Muita semente também foi lançada nos terrenos pedregosos e superficiais dos interesses políticos mesquinhos e das vaidades pessoais insatisfeitas dos que desejam resultados imediatos e querem colher rapidamente frutos que demoram a amadurecer. Outras idéias, outras lutas e outras sementes caíram no meio dos espinheiros da falta de apoio e de outros dramas próprios da pobreza.
Mas grande parte das sementes da Dra. Zilda Arns caiu em terra boa e produziu uma colheita tão abundante que chegou a maravilhar não só a semeadora, mas a todo o mundo, pois da semente pioneira iniciada em Florestópolis, na Arquidiocese de Londrina, brotaram nada menos que quase 32 mil comunidades da Pastoral da Criança, que envolvem dezenas de milhares de voluntários em milhares de municípios brasileiros e localidades do exterior.
Essa fantástica colheita, essa plantação gigantesca (para a qual contribuiu também decisivamente nosso ex-arcebispo de Londrina e hoje cardeal D. Geraldo Majela Agnelo), essa fantástica obra humanitária nasceu das sementes de nossa homenageada. Hoje com certeza já se podem contar milhões de mães e recém-nascidos para quem a atuação da Pastoral da Criança foi e está sendo decisiva na assistência ao pré-natal, no aleitamento, na higiene e na saúde, na educação e na formação.
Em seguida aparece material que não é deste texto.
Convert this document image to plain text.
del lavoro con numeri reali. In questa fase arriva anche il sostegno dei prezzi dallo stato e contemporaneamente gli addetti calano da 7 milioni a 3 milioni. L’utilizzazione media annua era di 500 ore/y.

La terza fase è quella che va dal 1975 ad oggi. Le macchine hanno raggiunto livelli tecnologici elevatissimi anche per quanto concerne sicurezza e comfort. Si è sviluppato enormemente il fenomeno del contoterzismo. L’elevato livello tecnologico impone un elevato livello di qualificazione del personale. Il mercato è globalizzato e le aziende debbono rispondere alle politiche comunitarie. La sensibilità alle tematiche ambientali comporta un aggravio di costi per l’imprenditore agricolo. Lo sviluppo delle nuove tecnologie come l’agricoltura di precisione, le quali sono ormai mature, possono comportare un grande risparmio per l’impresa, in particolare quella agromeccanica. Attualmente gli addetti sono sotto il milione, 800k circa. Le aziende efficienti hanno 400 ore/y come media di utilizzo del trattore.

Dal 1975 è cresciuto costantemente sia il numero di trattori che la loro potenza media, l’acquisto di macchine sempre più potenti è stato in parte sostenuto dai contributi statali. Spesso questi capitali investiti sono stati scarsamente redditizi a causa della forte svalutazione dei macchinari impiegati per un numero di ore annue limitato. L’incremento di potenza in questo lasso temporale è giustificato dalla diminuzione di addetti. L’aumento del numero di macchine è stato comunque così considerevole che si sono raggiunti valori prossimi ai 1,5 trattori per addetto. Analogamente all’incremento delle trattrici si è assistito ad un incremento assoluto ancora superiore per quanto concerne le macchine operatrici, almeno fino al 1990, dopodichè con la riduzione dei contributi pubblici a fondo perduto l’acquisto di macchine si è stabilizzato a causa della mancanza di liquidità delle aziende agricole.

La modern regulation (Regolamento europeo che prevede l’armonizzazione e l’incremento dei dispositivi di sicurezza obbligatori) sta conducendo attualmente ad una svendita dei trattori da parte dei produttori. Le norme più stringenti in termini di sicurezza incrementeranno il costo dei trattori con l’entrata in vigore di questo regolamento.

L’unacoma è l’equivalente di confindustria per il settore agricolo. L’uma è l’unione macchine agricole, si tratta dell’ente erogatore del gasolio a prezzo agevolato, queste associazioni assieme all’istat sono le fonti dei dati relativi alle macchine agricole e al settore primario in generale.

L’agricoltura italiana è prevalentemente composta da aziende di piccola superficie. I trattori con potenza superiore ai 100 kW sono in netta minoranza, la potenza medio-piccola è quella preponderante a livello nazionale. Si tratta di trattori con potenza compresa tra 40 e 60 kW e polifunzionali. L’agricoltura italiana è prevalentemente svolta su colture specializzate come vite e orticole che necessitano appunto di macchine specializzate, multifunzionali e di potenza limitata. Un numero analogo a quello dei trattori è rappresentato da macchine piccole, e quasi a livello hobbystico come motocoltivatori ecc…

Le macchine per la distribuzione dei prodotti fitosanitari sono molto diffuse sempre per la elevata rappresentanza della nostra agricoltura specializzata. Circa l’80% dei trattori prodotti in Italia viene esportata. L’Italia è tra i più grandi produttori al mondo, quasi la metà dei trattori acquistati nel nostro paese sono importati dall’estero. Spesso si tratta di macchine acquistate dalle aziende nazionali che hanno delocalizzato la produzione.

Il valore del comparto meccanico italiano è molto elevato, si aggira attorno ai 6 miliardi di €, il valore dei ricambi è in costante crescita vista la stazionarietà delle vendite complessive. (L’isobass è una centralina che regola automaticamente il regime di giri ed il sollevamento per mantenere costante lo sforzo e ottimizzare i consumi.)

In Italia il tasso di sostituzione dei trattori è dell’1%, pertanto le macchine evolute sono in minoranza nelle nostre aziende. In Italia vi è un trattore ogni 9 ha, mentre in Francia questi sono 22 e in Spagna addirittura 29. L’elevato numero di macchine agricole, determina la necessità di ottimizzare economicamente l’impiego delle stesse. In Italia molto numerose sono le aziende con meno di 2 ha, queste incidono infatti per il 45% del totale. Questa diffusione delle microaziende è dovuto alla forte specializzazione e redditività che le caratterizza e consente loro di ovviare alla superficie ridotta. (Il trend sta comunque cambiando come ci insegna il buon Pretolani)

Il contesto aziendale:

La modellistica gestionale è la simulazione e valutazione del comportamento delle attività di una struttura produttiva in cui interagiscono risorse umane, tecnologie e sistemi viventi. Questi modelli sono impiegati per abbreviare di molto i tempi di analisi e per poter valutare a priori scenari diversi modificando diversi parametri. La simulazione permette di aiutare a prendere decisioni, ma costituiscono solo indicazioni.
Num mundo cada vez mais preocupado com o progresso material e a corrida tecnológica, sufocado pelo consumismo, pressionado pelo desemprego crescente e pelo esgotamento das reservas energéticas, é bom, é reconfortante, é animador, é vital que haja uma instituição como a Pastoral da Criança e pessoas como a Dra. Zilda Arns, gente que não procura dividendos políticos ou financeiros; gente que semeia porque é importante semear, sem se preocupar se haverá bons resultados. ‘‘Navegar é preciso’’: é preciso enfrentar os ventos contrários e lutar pela conquista definitiva da dignidade humana, de sua cidadania, de sua condição de obra divina.
É por isso que nós, munícipes londrinenses, deveríamos nos colocar em silêncio em respeito a tão alta personalidade; em respeito à Dra. Zilda Arns, pois só quem é realmente ungido por Deus seria capaz de tão digna e divina obra.
O título de Cidadã Honorária de Londrina é o reconhecimento de nossa Câmara e de nossa sociedade ao mérito de alguém que já é cidadã do mundo e que já foi homenageada em todos os continentes. Mas, Dra. Zilda, a Pastoral da Criança nasceu aqui, na Arquidiocese de Londrina; por isso hoje a senhora é, mais do que nunca, cidadã londrinense.